Quando houver diversas peças iguais em estoque, é possível imprimir apenas uma etiqueta de identificação para a pilha. Em projetos futuros, ao incluir peças com as mesmas dimensões e material, o Corte Certo informa se já existem itens cortados em estoque. Caso não sejam suficientes, o sistema ajusta automaticamente a quantidade restante e dá baixa no estoque.
Com isso, o desperdício se transforma em peças de uso futuro, reduz custos com etiquetas e otimiza o aproveitamento do processo de corte (hora-homem, hora-máquina, entre outros).
- Chapas com dimensões diferentes
Apesar da tendência de padronização das chapas, o mercado ainda oferece variações de tamanho. Com o Corte Certo, é possível testar diferentes dimensões nos projetos atuais e identificar quais geram melhor rendimento.
Esses cálculos ficam salvos no sistema, permitindo comparações futuras ou pequenos ajustes com novos recálculos.

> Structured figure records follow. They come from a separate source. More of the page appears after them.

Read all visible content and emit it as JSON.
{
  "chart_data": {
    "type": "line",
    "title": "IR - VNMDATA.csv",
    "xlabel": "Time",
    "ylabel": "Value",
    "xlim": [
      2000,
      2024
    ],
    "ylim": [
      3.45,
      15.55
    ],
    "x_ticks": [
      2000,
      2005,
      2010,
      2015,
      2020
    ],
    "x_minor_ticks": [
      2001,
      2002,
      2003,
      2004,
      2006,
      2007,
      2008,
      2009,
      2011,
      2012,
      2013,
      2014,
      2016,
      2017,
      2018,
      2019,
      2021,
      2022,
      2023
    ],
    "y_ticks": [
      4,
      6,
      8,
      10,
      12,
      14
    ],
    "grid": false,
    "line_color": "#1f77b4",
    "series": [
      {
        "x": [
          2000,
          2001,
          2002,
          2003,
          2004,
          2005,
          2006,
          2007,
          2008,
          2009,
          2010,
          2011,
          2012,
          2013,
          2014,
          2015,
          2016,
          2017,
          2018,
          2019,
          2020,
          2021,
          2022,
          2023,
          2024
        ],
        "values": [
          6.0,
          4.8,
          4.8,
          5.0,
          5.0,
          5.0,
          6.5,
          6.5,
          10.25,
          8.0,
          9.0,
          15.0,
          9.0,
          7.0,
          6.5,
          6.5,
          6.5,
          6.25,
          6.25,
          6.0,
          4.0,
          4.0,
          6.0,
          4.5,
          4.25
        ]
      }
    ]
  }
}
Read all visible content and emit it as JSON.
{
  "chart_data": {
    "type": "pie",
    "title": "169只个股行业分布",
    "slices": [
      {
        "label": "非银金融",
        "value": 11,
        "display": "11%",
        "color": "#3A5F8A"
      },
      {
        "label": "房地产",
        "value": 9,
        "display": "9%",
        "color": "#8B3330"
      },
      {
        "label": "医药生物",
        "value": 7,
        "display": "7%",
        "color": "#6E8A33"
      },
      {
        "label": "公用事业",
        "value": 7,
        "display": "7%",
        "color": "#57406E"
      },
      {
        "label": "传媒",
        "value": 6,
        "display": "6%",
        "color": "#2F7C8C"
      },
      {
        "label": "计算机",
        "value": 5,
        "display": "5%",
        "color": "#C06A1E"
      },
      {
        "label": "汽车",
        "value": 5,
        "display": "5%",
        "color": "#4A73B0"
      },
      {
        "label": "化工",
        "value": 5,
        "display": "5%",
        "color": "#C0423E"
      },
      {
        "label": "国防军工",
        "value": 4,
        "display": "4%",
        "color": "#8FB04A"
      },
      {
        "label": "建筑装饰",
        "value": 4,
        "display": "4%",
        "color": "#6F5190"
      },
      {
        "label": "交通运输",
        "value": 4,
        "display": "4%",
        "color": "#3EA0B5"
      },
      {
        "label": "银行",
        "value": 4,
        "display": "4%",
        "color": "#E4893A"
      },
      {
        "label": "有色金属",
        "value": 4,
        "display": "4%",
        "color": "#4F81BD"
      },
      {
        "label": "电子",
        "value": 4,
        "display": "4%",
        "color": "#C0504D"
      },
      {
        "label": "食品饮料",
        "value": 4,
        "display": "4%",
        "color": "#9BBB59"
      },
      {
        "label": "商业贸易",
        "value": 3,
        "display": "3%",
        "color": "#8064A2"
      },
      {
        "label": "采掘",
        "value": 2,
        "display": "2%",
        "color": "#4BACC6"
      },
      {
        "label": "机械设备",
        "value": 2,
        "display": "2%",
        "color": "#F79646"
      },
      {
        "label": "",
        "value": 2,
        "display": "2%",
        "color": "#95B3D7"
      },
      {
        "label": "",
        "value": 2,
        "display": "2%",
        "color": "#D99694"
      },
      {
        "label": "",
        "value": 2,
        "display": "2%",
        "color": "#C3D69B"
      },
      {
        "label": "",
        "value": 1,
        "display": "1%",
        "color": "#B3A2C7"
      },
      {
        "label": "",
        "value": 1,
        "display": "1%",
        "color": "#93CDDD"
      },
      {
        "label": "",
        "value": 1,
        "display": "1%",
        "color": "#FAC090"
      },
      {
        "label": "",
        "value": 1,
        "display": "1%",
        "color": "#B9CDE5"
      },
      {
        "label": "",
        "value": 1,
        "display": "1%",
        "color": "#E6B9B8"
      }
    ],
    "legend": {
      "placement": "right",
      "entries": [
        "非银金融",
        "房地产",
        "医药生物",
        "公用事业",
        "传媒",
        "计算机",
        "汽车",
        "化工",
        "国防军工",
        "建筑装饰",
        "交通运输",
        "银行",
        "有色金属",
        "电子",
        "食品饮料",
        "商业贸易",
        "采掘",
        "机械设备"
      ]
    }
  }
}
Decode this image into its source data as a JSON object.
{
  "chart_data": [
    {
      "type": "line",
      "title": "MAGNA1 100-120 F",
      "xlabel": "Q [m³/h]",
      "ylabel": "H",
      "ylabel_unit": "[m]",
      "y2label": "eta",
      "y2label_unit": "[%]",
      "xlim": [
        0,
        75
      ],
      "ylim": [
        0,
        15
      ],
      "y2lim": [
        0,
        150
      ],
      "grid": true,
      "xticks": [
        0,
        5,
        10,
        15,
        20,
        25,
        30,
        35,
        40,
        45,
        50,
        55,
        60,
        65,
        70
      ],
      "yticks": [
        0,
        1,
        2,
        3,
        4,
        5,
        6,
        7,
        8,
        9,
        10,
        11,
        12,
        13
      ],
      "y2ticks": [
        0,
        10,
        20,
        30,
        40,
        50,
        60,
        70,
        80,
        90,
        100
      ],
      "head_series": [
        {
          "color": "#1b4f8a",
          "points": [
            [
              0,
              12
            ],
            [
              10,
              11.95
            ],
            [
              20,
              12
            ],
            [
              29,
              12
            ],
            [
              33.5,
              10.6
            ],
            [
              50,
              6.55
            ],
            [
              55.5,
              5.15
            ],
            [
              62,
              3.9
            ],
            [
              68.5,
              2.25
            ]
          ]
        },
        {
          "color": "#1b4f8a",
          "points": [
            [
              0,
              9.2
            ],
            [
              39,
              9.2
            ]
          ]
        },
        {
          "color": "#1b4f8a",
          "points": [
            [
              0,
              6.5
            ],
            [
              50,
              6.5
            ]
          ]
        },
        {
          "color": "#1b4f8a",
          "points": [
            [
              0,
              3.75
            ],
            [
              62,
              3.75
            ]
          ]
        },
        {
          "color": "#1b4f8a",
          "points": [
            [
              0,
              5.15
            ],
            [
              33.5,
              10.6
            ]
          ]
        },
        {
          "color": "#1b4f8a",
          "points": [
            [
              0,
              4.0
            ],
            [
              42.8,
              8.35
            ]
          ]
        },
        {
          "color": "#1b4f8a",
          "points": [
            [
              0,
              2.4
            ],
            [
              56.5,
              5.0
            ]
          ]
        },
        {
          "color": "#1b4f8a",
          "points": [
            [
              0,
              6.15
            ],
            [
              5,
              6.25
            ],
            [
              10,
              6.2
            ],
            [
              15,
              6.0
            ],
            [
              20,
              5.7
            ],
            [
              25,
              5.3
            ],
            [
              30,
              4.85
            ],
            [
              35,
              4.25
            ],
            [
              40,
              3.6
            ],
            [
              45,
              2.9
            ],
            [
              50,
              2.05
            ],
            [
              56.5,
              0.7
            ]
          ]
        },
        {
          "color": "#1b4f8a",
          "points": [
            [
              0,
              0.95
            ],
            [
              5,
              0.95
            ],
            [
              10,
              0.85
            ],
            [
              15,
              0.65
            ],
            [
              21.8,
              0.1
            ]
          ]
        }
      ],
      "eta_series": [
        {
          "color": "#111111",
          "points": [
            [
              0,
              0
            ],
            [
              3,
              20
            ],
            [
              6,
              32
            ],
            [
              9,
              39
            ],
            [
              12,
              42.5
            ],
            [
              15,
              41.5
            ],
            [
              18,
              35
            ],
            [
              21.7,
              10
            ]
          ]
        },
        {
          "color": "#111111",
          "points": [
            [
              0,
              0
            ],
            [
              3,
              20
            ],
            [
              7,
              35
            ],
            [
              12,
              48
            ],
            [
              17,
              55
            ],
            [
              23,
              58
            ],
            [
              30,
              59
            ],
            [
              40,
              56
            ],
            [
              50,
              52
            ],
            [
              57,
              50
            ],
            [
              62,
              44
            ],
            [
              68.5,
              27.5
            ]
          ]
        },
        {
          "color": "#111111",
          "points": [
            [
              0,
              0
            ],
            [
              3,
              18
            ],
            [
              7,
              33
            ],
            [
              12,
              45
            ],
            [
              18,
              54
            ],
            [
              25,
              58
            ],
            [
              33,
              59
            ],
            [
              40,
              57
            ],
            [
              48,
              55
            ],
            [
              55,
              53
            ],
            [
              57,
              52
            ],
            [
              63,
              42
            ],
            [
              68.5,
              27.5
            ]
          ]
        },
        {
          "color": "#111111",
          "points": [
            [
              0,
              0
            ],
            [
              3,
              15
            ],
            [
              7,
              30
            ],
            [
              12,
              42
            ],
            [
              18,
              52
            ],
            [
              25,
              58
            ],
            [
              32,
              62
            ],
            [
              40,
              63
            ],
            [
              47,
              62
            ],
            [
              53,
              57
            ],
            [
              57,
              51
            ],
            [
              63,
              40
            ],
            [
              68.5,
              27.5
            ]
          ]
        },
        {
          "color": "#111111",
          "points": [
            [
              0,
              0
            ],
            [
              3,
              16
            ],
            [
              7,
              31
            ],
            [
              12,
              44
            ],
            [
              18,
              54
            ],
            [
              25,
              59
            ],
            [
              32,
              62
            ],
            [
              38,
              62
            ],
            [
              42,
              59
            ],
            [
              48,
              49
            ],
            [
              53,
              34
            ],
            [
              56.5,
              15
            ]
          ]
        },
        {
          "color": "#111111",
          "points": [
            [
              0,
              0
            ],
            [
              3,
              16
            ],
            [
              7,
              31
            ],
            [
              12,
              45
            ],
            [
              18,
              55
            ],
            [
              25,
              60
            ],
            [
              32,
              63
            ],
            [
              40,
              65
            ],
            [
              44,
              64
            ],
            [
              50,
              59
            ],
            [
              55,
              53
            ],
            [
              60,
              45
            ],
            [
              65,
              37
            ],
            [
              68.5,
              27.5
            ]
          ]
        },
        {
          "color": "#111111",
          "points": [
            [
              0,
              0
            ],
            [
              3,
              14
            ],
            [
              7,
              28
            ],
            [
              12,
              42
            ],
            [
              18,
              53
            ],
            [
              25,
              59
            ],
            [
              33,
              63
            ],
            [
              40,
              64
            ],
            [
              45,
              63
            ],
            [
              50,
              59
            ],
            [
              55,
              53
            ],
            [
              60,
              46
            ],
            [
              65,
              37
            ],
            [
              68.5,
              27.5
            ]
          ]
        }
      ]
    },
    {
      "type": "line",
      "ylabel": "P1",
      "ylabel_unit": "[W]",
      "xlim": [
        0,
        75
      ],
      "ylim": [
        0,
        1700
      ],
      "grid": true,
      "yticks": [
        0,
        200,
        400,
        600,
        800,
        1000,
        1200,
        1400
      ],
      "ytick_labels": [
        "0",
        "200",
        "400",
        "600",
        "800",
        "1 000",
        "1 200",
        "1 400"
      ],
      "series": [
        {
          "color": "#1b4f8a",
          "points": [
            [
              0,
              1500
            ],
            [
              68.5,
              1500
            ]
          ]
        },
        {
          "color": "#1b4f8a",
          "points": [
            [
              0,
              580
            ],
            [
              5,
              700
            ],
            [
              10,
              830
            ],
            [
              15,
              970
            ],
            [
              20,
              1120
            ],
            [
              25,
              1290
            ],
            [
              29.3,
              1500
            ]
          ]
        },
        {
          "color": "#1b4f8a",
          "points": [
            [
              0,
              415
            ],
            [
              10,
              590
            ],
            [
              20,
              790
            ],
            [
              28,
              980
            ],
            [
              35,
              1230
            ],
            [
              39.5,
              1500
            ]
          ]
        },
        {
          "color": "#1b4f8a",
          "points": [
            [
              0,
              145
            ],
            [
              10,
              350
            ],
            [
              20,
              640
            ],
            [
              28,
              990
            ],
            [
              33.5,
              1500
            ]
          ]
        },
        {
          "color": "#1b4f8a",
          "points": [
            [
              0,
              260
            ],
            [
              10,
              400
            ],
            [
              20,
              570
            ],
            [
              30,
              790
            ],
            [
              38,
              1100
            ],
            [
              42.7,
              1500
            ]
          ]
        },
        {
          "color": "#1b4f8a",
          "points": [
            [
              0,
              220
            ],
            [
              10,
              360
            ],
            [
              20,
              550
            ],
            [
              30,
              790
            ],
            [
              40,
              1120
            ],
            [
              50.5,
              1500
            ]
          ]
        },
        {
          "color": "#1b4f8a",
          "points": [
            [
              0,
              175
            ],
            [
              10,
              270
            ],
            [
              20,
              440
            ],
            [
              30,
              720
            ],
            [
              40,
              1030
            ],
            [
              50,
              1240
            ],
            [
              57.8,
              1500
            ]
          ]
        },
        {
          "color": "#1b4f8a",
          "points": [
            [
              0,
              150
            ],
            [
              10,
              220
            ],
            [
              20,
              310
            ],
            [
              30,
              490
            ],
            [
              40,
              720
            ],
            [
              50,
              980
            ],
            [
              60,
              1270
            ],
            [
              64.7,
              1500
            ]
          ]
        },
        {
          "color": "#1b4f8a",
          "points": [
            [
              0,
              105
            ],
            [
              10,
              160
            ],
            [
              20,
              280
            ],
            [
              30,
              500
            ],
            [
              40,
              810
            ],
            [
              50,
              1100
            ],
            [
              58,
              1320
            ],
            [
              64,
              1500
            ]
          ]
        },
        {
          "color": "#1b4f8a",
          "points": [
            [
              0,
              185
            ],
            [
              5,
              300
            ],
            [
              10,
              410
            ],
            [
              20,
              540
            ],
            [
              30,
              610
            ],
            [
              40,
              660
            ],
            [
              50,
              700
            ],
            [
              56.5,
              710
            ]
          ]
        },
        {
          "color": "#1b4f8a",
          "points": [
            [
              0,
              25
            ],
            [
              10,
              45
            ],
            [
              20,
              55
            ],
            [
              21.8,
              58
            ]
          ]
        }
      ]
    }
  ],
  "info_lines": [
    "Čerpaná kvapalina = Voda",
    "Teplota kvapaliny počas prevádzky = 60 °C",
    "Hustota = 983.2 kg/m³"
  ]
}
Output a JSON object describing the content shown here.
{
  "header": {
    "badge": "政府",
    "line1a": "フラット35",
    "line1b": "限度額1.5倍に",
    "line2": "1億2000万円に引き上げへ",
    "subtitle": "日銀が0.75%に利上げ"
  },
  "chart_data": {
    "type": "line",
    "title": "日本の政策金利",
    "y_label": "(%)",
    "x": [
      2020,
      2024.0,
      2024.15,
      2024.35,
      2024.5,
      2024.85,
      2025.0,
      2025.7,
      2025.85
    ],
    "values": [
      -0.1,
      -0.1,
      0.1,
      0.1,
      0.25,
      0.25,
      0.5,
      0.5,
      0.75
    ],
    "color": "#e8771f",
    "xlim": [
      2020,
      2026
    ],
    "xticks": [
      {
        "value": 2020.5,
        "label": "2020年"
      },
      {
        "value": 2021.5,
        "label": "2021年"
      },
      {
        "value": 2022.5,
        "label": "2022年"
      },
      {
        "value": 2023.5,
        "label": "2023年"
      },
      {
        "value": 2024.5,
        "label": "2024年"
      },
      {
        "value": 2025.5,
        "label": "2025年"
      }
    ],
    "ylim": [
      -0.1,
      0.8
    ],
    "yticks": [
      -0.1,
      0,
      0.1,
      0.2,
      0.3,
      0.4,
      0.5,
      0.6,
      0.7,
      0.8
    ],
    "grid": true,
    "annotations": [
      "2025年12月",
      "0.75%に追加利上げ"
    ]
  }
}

Enquanto o setor de painéis é bastante padronizado, áreas como vidro e acrílico oferecem maior flexibilidade de dimensões.
- Uso de retalhos
O Corte Certo busca automaticamente no estoque os retalhos disponíveis que possam ser utilizados no projeto, combinando-os com chapas inteiras. Para facilitar a localização, o sistema fornece identificações precisas, incluindo a opção de leitura por código de barras via scanner.
A economia acontece não apenas pela redução no uso de chapas novas, mas também pelo reaproveitamento de materiais adquiridos a preços antigos, que já tiveram seus custos diluídos em projetos anteriores.
- Mais chapas em troca de retalhos melhores
Uma gestão inteligente também pode significar o contrário do esperado: utilizar mais chapas novas para gerar retalhos maiores e mais aproveitáveis. No geral, quanto maior o retalho, maior o potencial de otimização nos próximos cortes.
Quando o relatório deixa de ser papel e vira decisão
No fim das contas, os relatórios de plano de corte do Corte Certo não servem apenas para acompanhar números; eles ajudam a entender o comportamento da fábrica.